Most executives are familiar with the conventional leveraged Employee Stock Ownership Plan (“ESOP”). A less-understood, but sometimes more powerful, vehicle capable of acquiring stock with tax deductible principal payments is the so-called “trickle-down” or “progressive” ESOP. This structure is applicable to a broad spectrum of divestitures, acquisitions and other transactions where the objective is to make tax deductible debt principal payments and minimize dilution.

The “progressive” ESOP provides an opportunity for maximizing the equity position of non-ESOP stockholders. This is accomplished while providing corporate tax deduction for some or all principal payments on the acquisition debt. It is a very flexible tax shield.


  1. The transaction is completed (acquisition, divestiture).
  2. The ESOP is installed prior to the end of the first fiscal year for which the tax-deductions are desired; the actual contributions need not be made until the filing of the corporate return (including extensions).
  3. As the loan payments on the initial transaction debt are made each year by the corporation, newly-issued stock can be contributed to the ESOP in the amount equal to the principal payment – i.e., the stock “trickles down” into the plan as the ESOP “progresses” upward each year.  The value of the stock contributed to the ESOP is tax deductible to the corporation. This effectively means that the debt payment is made with pre-tax dollars. (The contribution declared annually by the board of directors can be less or greater than the principle payments on the acquisition debt.)
  4. If the stock value continues to rise, fewer and fewer newly-issued shares are needed each year to equal the amount of the loan payment. This results in less dilution to the existing shareholders than would be the case with the usual leveraged ESOP, which acquires all of the stock sold at the outset.

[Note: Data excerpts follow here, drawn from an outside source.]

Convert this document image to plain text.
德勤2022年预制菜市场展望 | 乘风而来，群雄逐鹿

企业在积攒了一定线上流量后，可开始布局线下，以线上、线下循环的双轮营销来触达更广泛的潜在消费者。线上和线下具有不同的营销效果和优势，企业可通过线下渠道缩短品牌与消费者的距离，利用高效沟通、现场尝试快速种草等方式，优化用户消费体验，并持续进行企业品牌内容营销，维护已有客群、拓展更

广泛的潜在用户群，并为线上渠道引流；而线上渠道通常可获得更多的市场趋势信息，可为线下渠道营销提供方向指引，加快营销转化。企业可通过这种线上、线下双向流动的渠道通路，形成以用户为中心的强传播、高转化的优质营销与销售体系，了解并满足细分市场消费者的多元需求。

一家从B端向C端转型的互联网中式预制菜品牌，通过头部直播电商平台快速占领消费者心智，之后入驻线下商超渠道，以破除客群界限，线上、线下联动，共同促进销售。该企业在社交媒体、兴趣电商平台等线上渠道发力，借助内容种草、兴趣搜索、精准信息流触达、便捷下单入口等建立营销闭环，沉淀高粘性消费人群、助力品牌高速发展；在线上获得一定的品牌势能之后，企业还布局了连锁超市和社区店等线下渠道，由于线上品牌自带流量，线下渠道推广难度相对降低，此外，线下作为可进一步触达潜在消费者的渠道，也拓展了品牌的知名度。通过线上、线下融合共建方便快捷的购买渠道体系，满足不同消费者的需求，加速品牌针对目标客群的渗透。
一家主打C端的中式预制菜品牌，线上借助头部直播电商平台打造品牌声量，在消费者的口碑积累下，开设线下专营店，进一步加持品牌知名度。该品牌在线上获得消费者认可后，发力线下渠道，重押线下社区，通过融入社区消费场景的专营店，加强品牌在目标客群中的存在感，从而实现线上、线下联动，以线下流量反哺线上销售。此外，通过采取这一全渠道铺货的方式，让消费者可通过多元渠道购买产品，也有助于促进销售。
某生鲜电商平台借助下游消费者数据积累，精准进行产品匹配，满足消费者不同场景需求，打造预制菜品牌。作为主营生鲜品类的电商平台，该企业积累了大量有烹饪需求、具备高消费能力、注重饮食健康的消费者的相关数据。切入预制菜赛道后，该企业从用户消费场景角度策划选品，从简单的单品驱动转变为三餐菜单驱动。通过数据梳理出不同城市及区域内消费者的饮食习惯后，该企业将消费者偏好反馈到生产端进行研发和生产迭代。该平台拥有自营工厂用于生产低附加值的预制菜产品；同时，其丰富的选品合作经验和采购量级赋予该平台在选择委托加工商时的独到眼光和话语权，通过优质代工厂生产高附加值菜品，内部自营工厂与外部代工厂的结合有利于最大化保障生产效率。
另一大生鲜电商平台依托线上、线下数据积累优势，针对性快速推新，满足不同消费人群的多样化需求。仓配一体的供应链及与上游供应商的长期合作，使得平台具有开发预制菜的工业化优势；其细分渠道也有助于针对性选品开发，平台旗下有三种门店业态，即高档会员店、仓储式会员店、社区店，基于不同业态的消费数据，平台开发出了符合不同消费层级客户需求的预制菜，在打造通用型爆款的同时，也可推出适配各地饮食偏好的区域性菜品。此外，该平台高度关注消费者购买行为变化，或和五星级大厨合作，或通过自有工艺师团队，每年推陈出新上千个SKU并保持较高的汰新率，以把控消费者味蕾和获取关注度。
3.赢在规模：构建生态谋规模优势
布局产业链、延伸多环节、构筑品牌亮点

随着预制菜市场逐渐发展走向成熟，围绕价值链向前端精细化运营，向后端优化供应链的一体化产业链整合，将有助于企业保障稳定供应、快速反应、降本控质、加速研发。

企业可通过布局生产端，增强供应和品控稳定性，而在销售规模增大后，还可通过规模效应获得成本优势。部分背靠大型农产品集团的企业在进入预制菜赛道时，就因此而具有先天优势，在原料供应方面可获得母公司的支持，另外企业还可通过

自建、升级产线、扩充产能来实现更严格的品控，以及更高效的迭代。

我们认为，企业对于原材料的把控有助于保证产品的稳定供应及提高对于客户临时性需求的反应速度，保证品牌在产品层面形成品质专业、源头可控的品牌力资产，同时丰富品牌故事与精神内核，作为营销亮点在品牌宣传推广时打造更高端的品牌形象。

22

  1. Greater Control: Contributions are made to the plan as needed, depending on tax and equity considerations.
  2. Equity Growth: The remaining shareholders’ stock value will grow proportional to corporate performance. With this structure the need for complex securities designs can often be avoided.
  3. Flexibility: The plan could actually be a stock bonus plan or profit sharing plan for a C corporation. Unlike an ESOP which must hold the highest class of voting shares, these plans would be permitted to receive contributions of different types of company stock, such as preferred stock with no conversion feature, or nonvoting common stock. Only voting common stock can be used for an S corporation ESOP.
  4. With a suitable transaction design, additional non-ESOP stock or other equity-based incentives can be made available to a management group.
  5. The gain in the market value of the company can more than compensate for any dilution to current stockholders, resulting in a net greater value than with the conventionally leveraged ESOP.
  6. No one is excluded from participating in the ESOP.


  1. If the stock value does not grow as forecasted, the dilution to existing shareholders would be increased. However, if the value were to decrease, there would probably be less of a need for a tax deduction and the board of directors could choose to contribute less stock to the ESOP.